Finding Answers in Your DNA
Using whole genome sequencing to uncover undiagnosed disease
The Smith Family Clinic for Genomic Medicine has been established to use whole genome sequencing to diagnose rare, undiagnosed and misdiagnosed disease. Patients will be seen by a clinical geneticist who will evaluate symptoms, or patient phenotype, and determine whether whole genome sequencing is an appropriate test. The data from the genomic sequence is then interpreted clinically to identify variants, or changes in the DNA, linked to the disease.

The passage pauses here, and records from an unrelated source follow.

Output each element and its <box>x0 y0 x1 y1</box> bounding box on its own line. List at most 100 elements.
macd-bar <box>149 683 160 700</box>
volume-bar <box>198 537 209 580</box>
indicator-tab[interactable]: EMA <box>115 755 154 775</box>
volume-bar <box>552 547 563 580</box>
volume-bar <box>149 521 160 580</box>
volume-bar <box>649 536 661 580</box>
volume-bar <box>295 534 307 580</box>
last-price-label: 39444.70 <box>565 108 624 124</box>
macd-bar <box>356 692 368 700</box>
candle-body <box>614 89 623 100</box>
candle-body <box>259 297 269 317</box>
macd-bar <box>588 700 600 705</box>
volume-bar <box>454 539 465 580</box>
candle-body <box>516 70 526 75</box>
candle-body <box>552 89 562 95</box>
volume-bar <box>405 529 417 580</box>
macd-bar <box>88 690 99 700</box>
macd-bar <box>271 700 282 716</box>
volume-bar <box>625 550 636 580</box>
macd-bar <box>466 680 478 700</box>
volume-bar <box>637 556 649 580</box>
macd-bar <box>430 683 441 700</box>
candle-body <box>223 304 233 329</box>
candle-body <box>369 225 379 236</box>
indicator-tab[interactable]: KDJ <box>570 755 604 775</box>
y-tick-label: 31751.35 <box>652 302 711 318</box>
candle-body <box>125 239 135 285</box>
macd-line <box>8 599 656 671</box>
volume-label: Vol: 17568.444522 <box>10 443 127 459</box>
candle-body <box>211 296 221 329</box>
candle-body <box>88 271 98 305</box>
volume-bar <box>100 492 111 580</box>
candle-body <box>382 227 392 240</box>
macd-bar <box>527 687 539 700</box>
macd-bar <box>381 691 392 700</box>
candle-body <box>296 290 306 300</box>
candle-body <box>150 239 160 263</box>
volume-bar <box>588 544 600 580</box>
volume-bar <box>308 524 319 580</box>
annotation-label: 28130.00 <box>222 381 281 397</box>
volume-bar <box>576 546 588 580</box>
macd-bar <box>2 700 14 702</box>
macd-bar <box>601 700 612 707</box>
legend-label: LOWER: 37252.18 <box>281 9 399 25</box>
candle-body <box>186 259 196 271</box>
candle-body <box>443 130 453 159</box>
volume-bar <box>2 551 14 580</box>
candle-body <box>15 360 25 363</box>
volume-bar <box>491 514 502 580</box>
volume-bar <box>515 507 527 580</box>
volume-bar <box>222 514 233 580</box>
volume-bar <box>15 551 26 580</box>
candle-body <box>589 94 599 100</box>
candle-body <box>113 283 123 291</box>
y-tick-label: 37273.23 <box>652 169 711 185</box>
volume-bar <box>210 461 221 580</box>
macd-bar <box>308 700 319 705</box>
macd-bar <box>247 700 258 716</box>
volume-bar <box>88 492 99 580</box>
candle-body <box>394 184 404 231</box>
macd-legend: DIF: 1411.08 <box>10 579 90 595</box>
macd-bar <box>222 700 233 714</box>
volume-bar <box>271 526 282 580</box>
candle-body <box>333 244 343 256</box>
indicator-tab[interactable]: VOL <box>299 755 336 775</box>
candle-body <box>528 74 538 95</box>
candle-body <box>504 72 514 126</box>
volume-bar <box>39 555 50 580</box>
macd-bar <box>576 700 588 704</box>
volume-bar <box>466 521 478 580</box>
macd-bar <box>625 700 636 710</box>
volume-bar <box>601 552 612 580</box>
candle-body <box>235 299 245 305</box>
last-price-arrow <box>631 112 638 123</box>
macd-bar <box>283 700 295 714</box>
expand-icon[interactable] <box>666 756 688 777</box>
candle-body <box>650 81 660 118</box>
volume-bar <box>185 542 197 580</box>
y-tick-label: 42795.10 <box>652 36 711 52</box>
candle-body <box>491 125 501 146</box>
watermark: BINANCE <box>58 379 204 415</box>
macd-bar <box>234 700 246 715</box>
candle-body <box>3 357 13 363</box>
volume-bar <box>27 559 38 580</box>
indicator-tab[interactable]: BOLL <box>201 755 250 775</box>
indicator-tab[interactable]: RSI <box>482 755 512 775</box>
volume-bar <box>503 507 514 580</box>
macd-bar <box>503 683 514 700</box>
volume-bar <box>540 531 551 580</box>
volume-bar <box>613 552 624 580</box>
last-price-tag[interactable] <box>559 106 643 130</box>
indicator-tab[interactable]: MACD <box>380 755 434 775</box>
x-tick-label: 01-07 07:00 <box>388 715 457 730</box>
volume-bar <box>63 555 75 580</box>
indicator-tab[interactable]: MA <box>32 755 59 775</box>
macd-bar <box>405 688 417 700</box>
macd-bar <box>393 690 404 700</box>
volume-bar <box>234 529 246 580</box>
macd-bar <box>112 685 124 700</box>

The Smith Family Clinic for Genomic Medicine leverages the sequencing and diagnostic expertise of the physicians, clinicians and scientists of HudsonAlpha Institute for Biotechnology in a clinical setting for patient care. The clinic utilizes the Genome Gateway™ patient portal, which was developed specifically for genomic medicine, to gather relevant information about the patient’s health and family history and phenotype and provide valuable information to the clinical team. Whole genome sequencing is performed in a fully certified and accredited clinical laboratory that specializes in rare and undiagnosed disease diagnosis.
MISSION AND VISION
By using the power of genomics, we can solve cases of undiagnosed disease and provide answers to families and physicians. The clinic’s mission is not only to help find answers, but also to give patients the best clinical care and a positive medical experience.
The vision for genomic medicine is for whole genome sequencing to become an increasingly valuable tool not only for diagnosis but also for prediction and prevention of disease.
The Smith Family Clinic is located on the campus of HudsonAlpha Institute for Biotechnology. Note that HudsonAlpha is a tobacco-free campus and the Smith Family Clinic for Genomic Medicine is also tobacco-free.